My head is still spinning from the news this past weekend. I consider myself someone who can keep up with all the big stories surrounding the corruption of the Trump administration and the criminal conspiracies of the Trump 2016 campaign. But I can no longer keep up. A conspiracy wall the size of a soccer field couldn't hold it all. My brain hurts.
So what happened this weekend? Trump and his legal team got angrier, sillier and more bold in their use of limited hangouts. At this stage, it appears that Trump is on the verge of torpedoing the Mueller investigation and claiming that anything less than shooting someone is a not a crime.
But this latest development is unfolding in a most terrifying way. First, let's accept the fact that most Americans don't care. That's terrifying in itself. Bush v. Gore shattered the republic. The endless war on "terror," the permanent state of fear, and the Patriot Act shattered it some more. The Republican-led Senate preventing a sitting president from filling a Supreme Court vacancy set fire to the house. Now, while the fire spreads to all the rooms under president Trump, most Americans are either too broken or simply not engaged to care. The disengaged post-Watergate future scholars warned us about is here. That sets the stage for even more, permanent oppression.
This weekend, we reached the stage where the president declared himself to be above the law. It took nearly two years for Richard Nixon to reach that stage. It took Donald Trump less than 15 months (since the Mueller investigation began). And just in case it wasn't clear, the president himself tweeted it on Monday morning as a kind of limited hangout that maybe he did commit a crime, but take it from him, he didn't! And as if that wasn't enough, he tweeted 90 minutes later that the Mueller probe is unconstitutional.
In 2017, tweets like this were met with some eye rolling and some gasps from Mika Brzezinski. It seems to me that this past weekend a large portion of the news media finally woke up and realized that these tweets are official presidential statements, and need to be taken seriously. Despite typos, misspellings and occasional humor, Trump has followed through on most topics he has tweeted about. From his "travel ban," to exiting the Iran deal, to starting trade wars, Trump eventually remembers what he's angry about and acts on it. And so, we have to assume that he is going to try to end the Special Counsel's investigation again soon. His staff might talk him away from the ledge, or he might take the dive, but as Trump always says before he does something big, "we'll see what happens."
We've reached the totalitarian stage of the Trump presidency. It was always there, beginning with the lie about the inauguration crowd size, but now it is fully out, 500 days into his first term.
In 2017, Trump reserved his angriest tweets for Saturday mornings. Now his manic, angry, desperate tweets are sent almost every morning - usually before 07:00 DC time.

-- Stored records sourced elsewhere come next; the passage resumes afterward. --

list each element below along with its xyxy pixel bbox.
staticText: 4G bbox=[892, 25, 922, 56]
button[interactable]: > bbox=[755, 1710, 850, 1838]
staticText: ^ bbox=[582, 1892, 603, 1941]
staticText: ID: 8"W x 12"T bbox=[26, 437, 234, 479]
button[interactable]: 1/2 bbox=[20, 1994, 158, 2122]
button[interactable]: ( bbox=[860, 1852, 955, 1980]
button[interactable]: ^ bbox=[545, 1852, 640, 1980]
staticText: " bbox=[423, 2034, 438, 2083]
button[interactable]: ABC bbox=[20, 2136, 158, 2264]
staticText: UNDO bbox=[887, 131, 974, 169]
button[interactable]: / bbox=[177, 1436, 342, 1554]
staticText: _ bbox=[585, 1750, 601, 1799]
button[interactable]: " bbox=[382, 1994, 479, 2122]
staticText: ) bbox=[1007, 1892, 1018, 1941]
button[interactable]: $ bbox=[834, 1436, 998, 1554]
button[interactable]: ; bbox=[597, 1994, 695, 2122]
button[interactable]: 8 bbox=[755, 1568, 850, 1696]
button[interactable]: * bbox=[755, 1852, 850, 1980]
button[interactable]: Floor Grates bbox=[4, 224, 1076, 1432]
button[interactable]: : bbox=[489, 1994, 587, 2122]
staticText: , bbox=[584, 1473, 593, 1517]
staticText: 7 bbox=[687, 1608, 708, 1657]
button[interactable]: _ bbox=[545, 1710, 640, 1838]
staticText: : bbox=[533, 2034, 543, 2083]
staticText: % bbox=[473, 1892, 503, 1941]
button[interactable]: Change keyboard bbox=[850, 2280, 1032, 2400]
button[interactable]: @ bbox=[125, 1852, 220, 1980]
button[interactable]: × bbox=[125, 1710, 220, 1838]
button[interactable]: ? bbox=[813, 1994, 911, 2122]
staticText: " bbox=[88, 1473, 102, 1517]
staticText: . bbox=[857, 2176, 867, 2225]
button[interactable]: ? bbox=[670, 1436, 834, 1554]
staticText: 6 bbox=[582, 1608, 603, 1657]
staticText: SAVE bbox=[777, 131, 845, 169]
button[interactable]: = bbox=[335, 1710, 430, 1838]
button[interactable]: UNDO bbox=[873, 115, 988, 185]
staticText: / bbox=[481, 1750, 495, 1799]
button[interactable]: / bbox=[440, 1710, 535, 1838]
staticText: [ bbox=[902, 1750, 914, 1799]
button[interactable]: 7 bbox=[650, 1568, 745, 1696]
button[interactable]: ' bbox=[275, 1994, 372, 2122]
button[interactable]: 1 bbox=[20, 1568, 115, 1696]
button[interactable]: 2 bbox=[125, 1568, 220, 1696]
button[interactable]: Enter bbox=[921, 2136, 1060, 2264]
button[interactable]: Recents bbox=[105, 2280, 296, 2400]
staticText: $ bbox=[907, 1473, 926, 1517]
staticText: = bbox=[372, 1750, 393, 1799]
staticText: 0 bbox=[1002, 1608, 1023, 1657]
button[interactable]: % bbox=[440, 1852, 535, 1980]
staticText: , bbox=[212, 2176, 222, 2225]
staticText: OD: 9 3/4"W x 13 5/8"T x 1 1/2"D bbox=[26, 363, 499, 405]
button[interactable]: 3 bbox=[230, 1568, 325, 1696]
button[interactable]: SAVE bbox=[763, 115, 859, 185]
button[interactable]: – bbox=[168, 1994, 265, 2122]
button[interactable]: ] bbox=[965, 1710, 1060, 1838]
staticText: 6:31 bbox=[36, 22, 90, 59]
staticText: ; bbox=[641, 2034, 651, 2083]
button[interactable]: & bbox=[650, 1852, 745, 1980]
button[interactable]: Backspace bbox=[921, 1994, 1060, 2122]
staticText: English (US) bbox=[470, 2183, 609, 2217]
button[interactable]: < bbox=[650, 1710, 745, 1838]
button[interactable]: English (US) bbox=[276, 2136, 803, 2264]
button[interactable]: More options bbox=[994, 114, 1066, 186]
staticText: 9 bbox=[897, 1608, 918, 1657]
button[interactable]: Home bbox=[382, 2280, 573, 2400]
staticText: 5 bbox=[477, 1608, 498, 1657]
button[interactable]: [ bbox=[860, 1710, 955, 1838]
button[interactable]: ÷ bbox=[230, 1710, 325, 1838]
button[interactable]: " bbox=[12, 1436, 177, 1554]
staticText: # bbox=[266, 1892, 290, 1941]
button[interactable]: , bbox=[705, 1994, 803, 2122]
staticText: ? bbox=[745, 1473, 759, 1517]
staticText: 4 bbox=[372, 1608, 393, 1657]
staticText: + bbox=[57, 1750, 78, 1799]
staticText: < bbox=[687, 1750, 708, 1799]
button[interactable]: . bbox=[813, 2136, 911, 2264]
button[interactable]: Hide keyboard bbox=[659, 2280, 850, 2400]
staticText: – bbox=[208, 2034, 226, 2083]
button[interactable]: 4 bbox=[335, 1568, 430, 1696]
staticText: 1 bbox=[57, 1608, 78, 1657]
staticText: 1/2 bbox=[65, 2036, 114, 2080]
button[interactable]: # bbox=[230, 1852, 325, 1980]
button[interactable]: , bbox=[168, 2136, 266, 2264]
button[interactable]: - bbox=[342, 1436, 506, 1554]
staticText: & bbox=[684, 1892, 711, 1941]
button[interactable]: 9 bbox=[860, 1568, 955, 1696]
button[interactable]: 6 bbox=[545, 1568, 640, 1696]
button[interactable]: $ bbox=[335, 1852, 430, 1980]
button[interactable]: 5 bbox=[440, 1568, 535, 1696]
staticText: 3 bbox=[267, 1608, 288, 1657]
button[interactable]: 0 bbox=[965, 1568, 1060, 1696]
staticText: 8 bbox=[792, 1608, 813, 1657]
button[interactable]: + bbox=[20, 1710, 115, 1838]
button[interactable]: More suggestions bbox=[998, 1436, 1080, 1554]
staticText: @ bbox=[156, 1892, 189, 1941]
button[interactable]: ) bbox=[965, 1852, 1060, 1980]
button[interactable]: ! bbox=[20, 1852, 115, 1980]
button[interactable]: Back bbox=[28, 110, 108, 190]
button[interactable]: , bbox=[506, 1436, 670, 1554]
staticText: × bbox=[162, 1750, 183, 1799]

Trump's tweets are bad enough. But Trump has found the recipe for motivating his base of 60 Million white supremacist supporters. His blistering, endless condemnation of NFL players who do not stand for the Star Spangled Banner before games is white nationalism wrapped in public patriotism, and it stirs his base into a frenzy. It is Trump's most successful tactic as president. No president has ever succeeded in doing this. Reagan came close, launching his 1980 campaign at the Neshoba County Fair in Mississippi, the same county where three civil rights activists were murdered in 1964. Ronald Reagan gave his base white nationalism packaged as an argument for "states rights." He demonized the poor and anyone who collected public benefits of any kind, claiming that they were a burden on working people, and that government, by aiding the poor, was too big and too intrusive. That was terrible at the time, coming on the heels of a dark but progressive era that brought bipartisan support for legal abortion, some equal rights, and even some environmental protection polices and causes (think Superfund sites and No Nukes). Reagan represented a right wing backlash to all that.
Trump represents an even stronger backlash to that, as well as all the social and economic changes that have come since the early 1990s. The USA is more Hispanic. The USA has many more people living in poverty. Our local law enforcement agencies are more militarized and use even more force against young black men and women. And the US has a furious white population, fueled by 22 years of Fox News, ready to go out as loudly and with as much violence and destruction as they can muster. If there ever is a serious attempt to remove Trump from office, there will be civil unrest.
Last September, Trump found this winning formula, and today, he deployed more furious tweets about black athletes, rallying his base. Trump's big ego has always been ridiculed. But now, with his more identifiable totalitarian posture, his inflated ego is finally being recognized as part of his 'strong man' style of leadership. It needs to be taken seriously.
It's a shame and embarrassing that one of the only public officials to condemn Trump's tweets today is the mayor of Philadelphia, Jim Kenny. Kenny was correct to speak out, of course. And his words were very apt:
2018 is beginning to look a lot like 1968. You don't need this little blog to tell you that. Look outside.